Его голос прервался, и он ненадолго замолчал.
– Я знаю, с кем ты здесь, – продолжал он, грустно качая головой. – Негодяй! Я еще доберусь до него. Я нанял людей, чтобы следить за тобой. О, какой стыд! Стыд и позор! Ты сейчас же поедешь домой вместе со мной.
– В том-то и дело, отец, – сказала Эйлин. – Ты нанял людей для слежки за мной. Мне следовало бы подумать… – Тут она замолчала, потому что он вскинул руку странным, мучительным и в то же время властным жестом.
– Молчи, молчи! – велел он, сверкая глазами из-под седых бровей. – Я этого не вынесу! Не искушай меня! Мы еще не ушли из этого дома. Он еще здесь! Теперь мы поедем домой.
Эйлин поняла, что он говорит о Каупервуде. Это испугало ее.

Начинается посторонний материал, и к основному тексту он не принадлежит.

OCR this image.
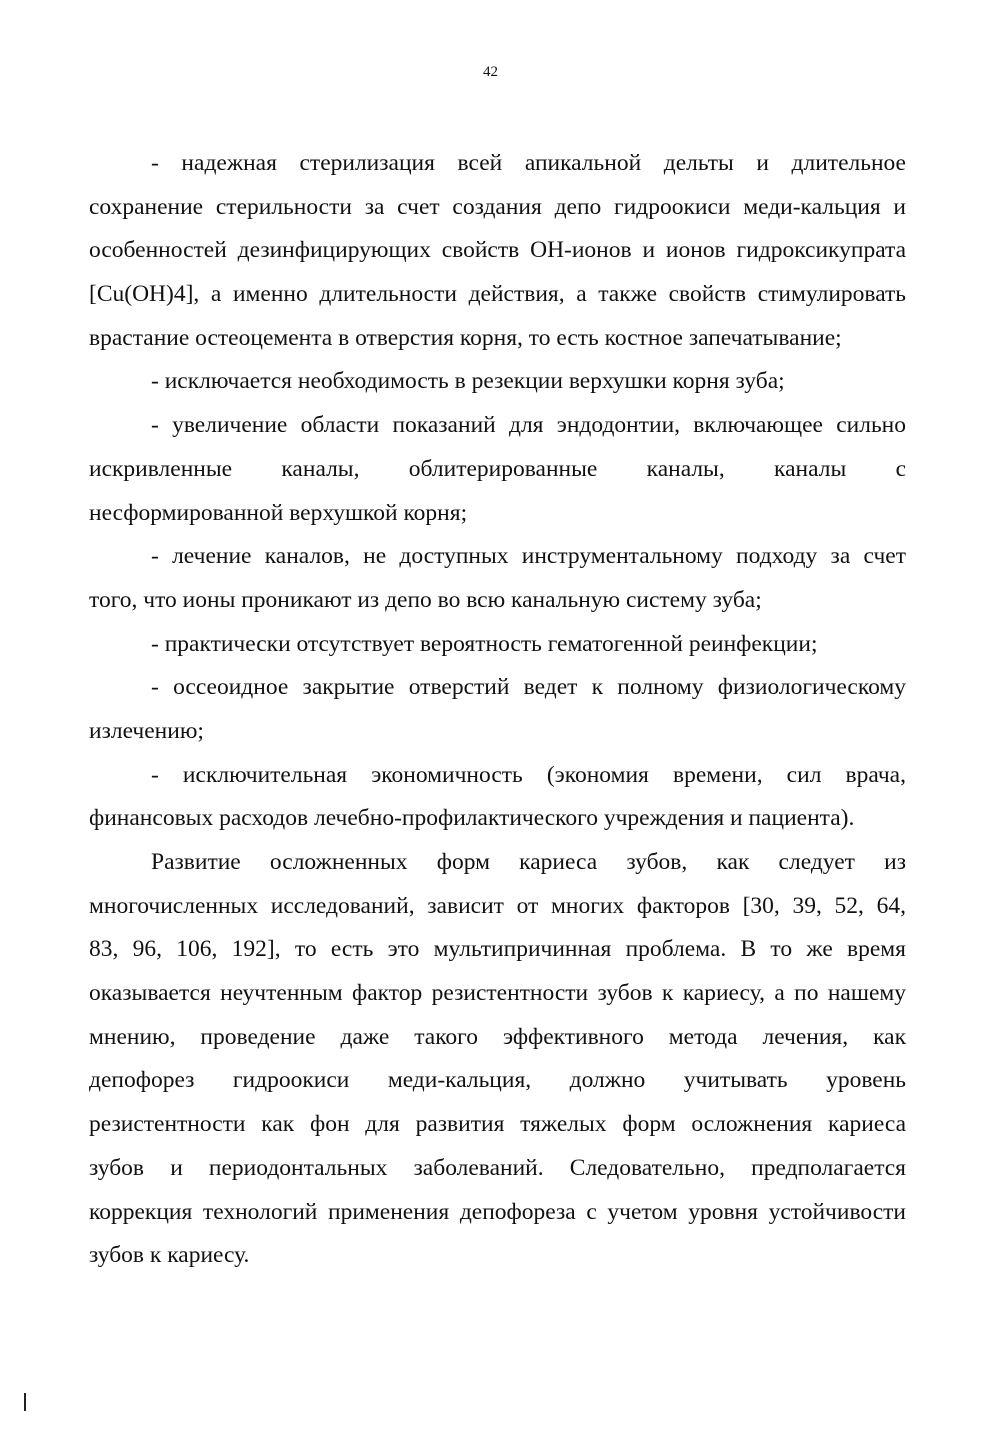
42
- надежная стерилизация всей апикальной дельты и длительное
сохранение стерильности за счет создания депо гидроокиси меди-кальция и
особенностей дезинфицирующих свойств ОН-ионов и ионов гидроксикупрата
[Cu(OH)4], а именно длительности действия, а также свойств стимулировать
врастание остеоцемента в отверстия корня, то есть костное запечатывание;
- исключается необходимость в резекции верхушки корня зуба;
- увеличение области показаний для эндодонтии, включающее сильно
искривленные каналы, облитерированные каналы, каналы с
несформированной верхушкой корня;
- лечение каналов, не доступных инструментальному подходу за счет
того, что ионы проникают из депо во всю канальную систему зуба;
- практически отсутствует вероятность гематогенной реинфекции;
- оссеоидное закрытие отверстий ведет к полному физиологическому
излечению;
- исключительная экономичность (экономия времени, сил врача,
финансовых расходов лечебно-профилактического учреждения и пациента).
Развитие осложненных форм кариеса зубов, как следует из
многочисленных исследований, зависит от многих факторов [30, 39, 52, 64,
83, 96, 106, 192], то есть это мультипричинная проблема. В то же время
оказывается неучтенным фактор резистентности зубов к кариесу, а по нашему
мнению, проведение даже такого эффективного метода лечения, как
депофорез гидроокиси меди-кальция, должно учитывать уровень
резистентности как фон для развития тяжелых форм осложнения кариеса
зубов и периодонтальных заболеваний. Следовательно, предполагается
коррекция технологий применения депофореза с учетом уровня устойчивости
зубов к кариесу.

– Я готова, – нервно сказала она.
Старик вышел первым, терзаясь от унижения. Он чувствовал, что до конца своих дней будет помнить муки этого часа.
Глава 37
Несмотря на ярость Батлера и его решимость причинить всевозможные бедствия молодому финансисту, он был настолько взбудоражен и потрясен поведением Эйлин, что с трудом мог считать себя тем человеком, которым он был еще вчера. Она была такой бесстрастной, такой отчаянной! Он ожидал, что она совершенно увянет, столкнувшись с доказательством своей вины. Как только они отъехали от дома, он с горестным изумлениям обнаружил, что пробудил в девушке бойцовские качества, сравнимые с его собственными. В ее характере обнаружилась твердость, присущая отцу и Оуэну. Она сидела рядом с ним в маленькой коляске, взятой у сыщиков, и ее лицо то бледнело, то краснело от разных мыслей, волнами накатывавших на нее. Теперь, когда отец подстроил ей ловушку, она была полна решимости стоять на своем, провозгласить свою любовь к Каупервуду и свою позицию в целом. Какая разница, что теперь думает ее отец, спрашивала она себя. Она полюбила Каупервуда и была навеки опозорена в глазах отца. Чего ей еще терять? Она так низко пала в его родительском мнении, что он стал шпионить за ней и унизил ее перед другими мужчинами, незнакомцами, сыщиками, Каупервудом. Какие чувства она могла испытывать к нему после этого? По ее мнению, он совершил большую ошибку. Он поступил глупо и недостойно; такое было недопустимо, как бы сильно она ни провинилась перед семьей. Чего он надеялся достичь, разоблачив ее подобным образом и сорвав покровы с ее души перед чужими людьми, перед этими грубыми сыщиками? О, как она страдала, когда спускалась из спальни в приемную! За это она никогда не простит своего отца, никогда, никогда! Он убил ее любовь к нему, и она чувствовала это. Теперь между ними развернется настоящая битва. Пока они ехали в полном молчании, она демонстративно сжимала и разжимала кулаки, впиваясь ногтями в ладони, а ее губы сжались в тонкую линию.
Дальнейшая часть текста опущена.